The change one person can make

One thought on “Our code of conduct

  1. I sent this about 4 weeks ago. –
    Dear Tu,

    I was just looking for some bibs as a present for a friend’s baby.

    I am a teacher and have also worked as a researcher into gender issues.

    According to your bibs, why are boys going to be “big and strong” and girls are going to be “very nice”?

    I am aware that these babies are not going to be able to read these slogans but what is the message that these words giving the adults and children around them?

    I have also looked at your range of t-shirts and want to know why boys are “awesome” and “mummy’s little monster” but girls are “cute and cuddly”?

    Why do girls do baking and have glitter and boys ride on skateboards and love dinosaurs?
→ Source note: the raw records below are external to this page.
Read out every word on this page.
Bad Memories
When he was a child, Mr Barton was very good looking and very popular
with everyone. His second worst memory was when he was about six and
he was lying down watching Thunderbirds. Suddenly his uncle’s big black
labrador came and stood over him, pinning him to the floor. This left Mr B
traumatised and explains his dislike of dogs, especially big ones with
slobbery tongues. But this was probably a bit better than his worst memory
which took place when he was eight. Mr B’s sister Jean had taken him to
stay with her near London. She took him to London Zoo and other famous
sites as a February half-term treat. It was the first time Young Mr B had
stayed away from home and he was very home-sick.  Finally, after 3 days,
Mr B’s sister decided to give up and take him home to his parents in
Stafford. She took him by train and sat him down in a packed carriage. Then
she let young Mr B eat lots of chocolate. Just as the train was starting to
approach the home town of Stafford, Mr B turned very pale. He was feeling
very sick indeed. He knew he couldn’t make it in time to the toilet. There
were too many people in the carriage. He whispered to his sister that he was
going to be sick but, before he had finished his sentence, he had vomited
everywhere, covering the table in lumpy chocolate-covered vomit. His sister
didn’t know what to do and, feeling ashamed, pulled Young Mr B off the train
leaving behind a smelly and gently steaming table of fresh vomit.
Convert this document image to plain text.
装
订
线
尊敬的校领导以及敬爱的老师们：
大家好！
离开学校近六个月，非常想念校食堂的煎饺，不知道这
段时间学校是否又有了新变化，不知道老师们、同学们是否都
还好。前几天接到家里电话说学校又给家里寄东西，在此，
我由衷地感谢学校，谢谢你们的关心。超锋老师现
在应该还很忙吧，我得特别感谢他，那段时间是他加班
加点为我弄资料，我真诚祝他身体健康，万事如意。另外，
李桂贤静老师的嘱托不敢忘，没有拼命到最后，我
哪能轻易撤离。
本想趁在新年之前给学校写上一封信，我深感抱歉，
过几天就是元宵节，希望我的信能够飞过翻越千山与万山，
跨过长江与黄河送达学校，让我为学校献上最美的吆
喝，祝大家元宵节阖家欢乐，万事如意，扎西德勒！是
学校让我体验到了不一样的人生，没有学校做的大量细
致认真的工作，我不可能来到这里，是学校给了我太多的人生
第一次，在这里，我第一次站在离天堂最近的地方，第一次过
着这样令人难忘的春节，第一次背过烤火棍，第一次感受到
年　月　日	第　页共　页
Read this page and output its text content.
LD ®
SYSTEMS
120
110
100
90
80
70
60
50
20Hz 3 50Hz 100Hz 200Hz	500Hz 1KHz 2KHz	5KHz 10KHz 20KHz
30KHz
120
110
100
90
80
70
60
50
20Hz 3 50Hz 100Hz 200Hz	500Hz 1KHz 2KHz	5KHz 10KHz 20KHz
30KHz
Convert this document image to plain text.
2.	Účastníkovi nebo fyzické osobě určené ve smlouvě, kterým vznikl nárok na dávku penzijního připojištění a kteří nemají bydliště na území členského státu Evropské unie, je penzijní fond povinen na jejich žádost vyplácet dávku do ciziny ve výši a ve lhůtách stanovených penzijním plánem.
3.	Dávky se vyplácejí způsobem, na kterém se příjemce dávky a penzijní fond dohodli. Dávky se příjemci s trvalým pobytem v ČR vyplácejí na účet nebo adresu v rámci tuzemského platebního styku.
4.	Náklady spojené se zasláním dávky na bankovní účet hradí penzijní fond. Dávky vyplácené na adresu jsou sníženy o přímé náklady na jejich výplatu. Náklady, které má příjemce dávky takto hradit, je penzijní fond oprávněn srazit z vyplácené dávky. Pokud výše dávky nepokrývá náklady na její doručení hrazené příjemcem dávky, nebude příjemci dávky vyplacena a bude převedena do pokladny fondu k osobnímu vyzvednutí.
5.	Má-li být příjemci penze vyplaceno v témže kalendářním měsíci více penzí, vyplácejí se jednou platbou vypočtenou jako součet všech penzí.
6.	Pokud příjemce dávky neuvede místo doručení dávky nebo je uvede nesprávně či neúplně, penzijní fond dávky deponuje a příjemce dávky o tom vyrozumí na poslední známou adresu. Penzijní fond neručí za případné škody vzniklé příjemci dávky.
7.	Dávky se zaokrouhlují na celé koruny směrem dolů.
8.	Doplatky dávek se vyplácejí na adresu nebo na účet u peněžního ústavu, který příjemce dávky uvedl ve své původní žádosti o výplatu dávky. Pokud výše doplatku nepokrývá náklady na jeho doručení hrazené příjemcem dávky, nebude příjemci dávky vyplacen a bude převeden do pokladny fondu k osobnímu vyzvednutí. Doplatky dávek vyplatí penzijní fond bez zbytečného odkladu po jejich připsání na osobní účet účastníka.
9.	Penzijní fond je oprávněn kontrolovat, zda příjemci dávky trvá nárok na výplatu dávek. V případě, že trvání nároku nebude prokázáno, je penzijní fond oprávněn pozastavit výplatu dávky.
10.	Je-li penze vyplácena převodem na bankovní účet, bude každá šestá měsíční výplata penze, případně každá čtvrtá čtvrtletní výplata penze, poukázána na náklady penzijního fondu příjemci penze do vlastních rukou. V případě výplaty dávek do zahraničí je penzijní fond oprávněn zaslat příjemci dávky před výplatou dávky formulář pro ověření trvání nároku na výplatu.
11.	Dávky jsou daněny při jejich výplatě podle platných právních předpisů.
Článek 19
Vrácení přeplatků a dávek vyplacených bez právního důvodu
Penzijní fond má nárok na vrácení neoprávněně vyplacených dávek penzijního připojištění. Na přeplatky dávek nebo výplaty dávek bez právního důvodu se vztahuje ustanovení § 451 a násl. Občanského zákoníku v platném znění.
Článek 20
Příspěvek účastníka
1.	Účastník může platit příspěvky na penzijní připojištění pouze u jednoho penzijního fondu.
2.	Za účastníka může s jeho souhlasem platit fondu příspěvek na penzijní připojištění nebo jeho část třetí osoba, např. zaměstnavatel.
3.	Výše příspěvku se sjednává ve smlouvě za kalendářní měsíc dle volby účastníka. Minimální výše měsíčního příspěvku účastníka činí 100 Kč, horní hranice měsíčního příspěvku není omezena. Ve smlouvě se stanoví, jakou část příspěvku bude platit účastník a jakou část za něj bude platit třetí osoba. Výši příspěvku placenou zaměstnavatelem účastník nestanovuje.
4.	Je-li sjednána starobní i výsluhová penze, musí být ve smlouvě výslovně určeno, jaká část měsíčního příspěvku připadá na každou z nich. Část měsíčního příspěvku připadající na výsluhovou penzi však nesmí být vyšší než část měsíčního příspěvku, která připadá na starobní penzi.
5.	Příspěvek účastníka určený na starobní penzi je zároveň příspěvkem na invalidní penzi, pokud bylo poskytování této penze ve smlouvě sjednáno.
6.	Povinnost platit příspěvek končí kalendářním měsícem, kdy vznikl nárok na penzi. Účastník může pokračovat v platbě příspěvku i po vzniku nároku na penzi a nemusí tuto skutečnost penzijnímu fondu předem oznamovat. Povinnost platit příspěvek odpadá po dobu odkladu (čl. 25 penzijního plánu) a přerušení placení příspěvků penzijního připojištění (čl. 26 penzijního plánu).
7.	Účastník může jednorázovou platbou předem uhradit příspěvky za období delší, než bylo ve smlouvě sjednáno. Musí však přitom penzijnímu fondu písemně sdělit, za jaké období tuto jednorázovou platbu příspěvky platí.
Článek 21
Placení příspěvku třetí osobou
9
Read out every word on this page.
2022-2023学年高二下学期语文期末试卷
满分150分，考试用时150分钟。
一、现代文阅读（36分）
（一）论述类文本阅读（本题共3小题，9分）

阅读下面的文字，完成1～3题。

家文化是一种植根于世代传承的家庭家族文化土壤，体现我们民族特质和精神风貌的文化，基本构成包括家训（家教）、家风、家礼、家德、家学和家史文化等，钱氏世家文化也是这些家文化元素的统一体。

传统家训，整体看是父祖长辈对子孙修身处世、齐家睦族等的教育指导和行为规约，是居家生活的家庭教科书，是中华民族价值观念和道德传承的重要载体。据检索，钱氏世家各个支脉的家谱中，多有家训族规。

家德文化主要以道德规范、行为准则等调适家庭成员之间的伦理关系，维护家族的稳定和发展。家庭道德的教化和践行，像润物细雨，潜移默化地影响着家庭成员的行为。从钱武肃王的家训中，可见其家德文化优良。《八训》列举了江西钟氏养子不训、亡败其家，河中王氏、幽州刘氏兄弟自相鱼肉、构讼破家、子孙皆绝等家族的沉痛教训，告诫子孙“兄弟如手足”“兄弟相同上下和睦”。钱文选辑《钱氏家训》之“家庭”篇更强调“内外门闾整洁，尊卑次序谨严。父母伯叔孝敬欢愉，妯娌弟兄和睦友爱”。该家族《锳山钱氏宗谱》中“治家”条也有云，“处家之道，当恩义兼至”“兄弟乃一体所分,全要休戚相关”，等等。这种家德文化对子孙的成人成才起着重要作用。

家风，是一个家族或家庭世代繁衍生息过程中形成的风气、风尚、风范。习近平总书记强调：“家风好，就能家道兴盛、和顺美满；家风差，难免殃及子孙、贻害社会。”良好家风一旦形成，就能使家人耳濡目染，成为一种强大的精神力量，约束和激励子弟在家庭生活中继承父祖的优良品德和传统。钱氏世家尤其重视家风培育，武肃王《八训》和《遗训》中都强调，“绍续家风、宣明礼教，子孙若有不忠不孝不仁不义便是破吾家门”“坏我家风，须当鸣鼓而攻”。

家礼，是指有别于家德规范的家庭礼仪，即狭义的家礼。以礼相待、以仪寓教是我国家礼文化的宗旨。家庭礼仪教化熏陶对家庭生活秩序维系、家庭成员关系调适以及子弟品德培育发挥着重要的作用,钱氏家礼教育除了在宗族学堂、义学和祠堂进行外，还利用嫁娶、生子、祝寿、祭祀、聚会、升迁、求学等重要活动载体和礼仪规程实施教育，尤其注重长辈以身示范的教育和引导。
    I would love to deliver a course to your designers about the effects of gender stereotyping.


    Mari Booker

    I received this today (7.4.2016)
    Hi Mari,

    I am sorry for the delay in our response to you. I am currently chasing up queries that have not yet been responded to, and providing an answer.

    Thank you for your feedback regarding the baby bibs. After speaking to our product team, I can tell you that these bibs were never intended to reinforce stereotypes and we would like to take this opportunity to apologise for any offence caused, as this is certainly not our intent.

    I hope this is satisfactory, and if you have any further queries please do not hesitate to contact me.

    Kind regards,

    Tu Customer Services

    Me –
    No. It’s not satisfactory, but I don’t think they have understood my point of view.